Another interesting source, Victory Cookbook: Nostalgic Food and Facts from 1940-1954, is a compilation of imagery and recipes from the era by Marguerite Patten, who worked in the British Ministry of Food during the war. I would like to leave you with a couple of recipes inspired by this book. One is for a dish that is popular with children, called Sausage Rolls. She says that these would have been part of children’s celebrations. I propose my own variation of this dish, which is fun and delicious. (Margarine would have replaced butter, but I see no reason to use cheap margarine now; and cheese and yogurt are my own additions)
- 1 cup all purpose flour
- 2 tbsp butter
- 1/4 cup plain yogurt
- 1/4 cup shredded cheddar or other sharp cheese
- 1 tbsp baking powder
- 1/2 tsp salt
- 4 hotdogs or other sausages, nitrate-free (and skinless if you are feeding a very small child); or 1/2 lb raw sausage meat
Blend the dough ingredients together and knead gently until a dough forms. Form into a disk and wrap in plastic. Refrigerate for at least 15 or 20 minutes. Remove dough from the fridge and roll out with a bit of flour. Slice into strips about 3-4 inches long. Slice the hotdogs into 2 inch batons. Wrap the hotdog in dough and pinch the end to seal. If using sausage meat, place a small spoonful onto the end of the strip and wrap. Place on a cookie sheet and bake at 350 until golden.
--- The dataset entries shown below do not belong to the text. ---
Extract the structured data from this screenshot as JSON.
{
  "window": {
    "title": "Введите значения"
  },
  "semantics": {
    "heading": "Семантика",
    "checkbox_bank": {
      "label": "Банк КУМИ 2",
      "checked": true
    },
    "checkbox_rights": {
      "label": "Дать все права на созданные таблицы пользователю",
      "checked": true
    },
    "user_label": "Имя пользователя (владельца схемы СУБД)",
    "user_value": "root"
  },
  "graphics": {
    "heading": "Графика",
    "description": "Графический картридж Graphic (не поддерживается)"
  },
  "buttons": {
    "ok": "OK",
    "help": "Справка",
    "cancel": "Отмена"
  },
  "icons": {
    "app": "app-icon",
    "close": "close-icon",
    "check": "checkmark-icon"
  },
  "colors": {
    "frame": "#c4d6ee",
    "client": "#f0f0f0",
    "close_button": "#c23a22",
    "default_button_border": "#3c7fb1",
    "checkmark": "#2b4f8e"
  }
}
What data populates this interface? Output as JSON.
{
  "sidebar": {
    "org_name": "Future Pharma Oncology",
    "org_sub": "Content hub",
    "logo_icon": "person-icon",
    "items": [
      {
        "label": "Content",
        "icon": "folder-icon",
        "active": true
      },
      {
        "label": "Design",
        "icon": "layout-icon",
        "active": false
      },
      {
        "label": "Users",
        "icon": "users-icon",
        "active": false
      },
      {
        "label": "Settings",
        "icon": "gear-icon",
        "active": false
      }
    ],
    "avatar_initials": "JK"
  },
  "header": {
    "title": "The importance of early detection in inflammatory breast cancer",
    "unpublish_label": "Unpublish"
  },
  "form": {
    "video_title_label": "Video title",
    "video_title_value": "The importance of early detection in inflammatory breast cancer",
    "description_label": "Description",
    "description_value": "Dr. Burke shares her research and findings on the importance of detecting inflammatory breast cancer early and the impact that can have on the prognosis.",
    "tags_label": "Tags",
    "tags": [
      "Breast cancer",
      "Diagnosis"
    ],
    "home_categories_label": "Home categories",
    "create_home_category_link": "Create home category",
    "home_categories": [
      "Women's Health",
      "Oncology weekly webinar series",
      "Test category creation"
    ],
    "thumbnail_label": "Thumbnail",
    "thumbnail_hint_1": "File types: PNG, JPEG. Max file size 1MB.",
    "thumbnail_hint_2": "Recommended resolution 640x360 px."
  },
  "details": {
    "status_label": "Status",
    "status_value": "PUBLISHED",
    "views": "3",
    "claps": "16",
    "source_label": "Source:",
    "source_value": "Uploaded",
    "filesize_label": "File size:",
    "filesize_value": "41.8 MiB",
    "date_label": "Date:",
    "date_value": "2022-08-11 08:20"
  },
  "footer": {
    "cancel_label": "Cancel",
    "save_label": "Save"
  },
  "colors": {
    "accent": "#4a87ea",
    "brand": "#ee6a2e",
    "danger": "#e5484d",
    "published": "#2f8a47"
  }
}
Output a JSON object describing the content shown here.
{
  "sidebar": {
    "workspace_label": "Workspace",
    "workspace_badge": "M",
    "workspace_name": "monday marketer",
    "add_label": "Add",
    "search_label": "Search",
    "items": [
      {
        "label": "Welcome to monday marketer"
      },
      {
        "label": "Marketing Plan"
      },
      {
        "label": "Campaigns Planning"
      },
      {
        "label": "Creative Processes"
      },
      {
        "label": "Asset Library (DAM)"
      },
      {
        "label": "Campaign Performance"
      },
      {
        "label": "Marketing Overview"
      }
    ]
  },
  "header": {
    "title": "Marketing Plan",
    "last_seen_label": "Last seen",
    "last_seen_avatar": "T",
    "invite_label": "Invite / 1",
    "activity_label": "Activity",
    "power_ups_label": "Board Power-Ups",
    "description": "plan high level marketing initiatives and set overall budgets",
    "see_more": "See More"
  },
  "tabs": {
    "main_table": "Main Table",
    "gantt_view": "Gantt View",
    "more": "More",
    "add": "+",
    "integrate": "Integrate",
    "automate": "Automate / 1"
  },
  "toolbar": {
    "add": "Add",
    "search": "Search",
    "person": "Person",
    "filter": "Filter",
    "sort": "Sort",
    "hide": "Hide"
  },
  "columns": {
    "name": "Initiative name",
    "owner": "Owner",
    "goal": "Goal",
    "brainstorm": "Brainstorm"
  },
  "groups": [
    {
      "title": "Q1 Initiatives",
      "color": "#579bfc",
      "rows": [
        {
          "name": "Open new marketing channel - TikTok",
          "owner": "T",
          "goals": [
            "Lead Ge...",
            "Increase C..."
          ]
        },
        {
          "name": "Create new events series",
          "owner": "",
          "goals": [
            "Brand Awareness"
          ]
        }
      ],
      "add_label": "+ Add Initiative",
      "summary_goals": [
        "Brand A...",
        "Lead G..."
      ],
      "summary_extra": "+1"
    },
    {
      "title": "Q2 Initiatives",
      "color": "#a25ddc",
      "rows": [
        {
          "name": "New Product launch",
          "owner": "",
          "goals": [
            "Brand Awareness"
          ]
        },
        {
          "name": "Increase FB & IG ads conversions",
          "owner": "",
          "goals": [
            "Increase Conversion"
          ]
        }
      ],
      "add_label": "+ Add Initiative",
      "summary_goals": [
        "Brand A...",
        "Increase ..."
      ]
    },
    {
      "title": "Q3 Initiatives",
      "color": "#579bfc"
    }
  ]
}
Another section of this book discusses the promotion of salad by the Ministry. One of the recommendations is a nice recipe for a salad that can take you into the colder months. I tried it and really liked it! It has a lovely crunch and a bit of sweetness and it’s a great way to put together a salad when tomatoes and lettuce are out of season or when you haven’t gone grocery shopping in a while. This is my adaptation
- 2 cups of grated or finely shredded cabbage hearts
- 1 diced apple
- 2 ribs of celery, diced
Toss this in a vinaigrette made from:
- 2 tbsp vegetable oil
- 1 tbsp cider vinegar
- 1 tsp honey
- 1 tsp mustard
- salt and pepper to taste
Letting it sit for a few minutes will help the cabbage wilt and the flavors meld together. The recipe actually also calls for potatoes, which can be added for a heartier meal, but I think it requires more dressing than the recipe requests.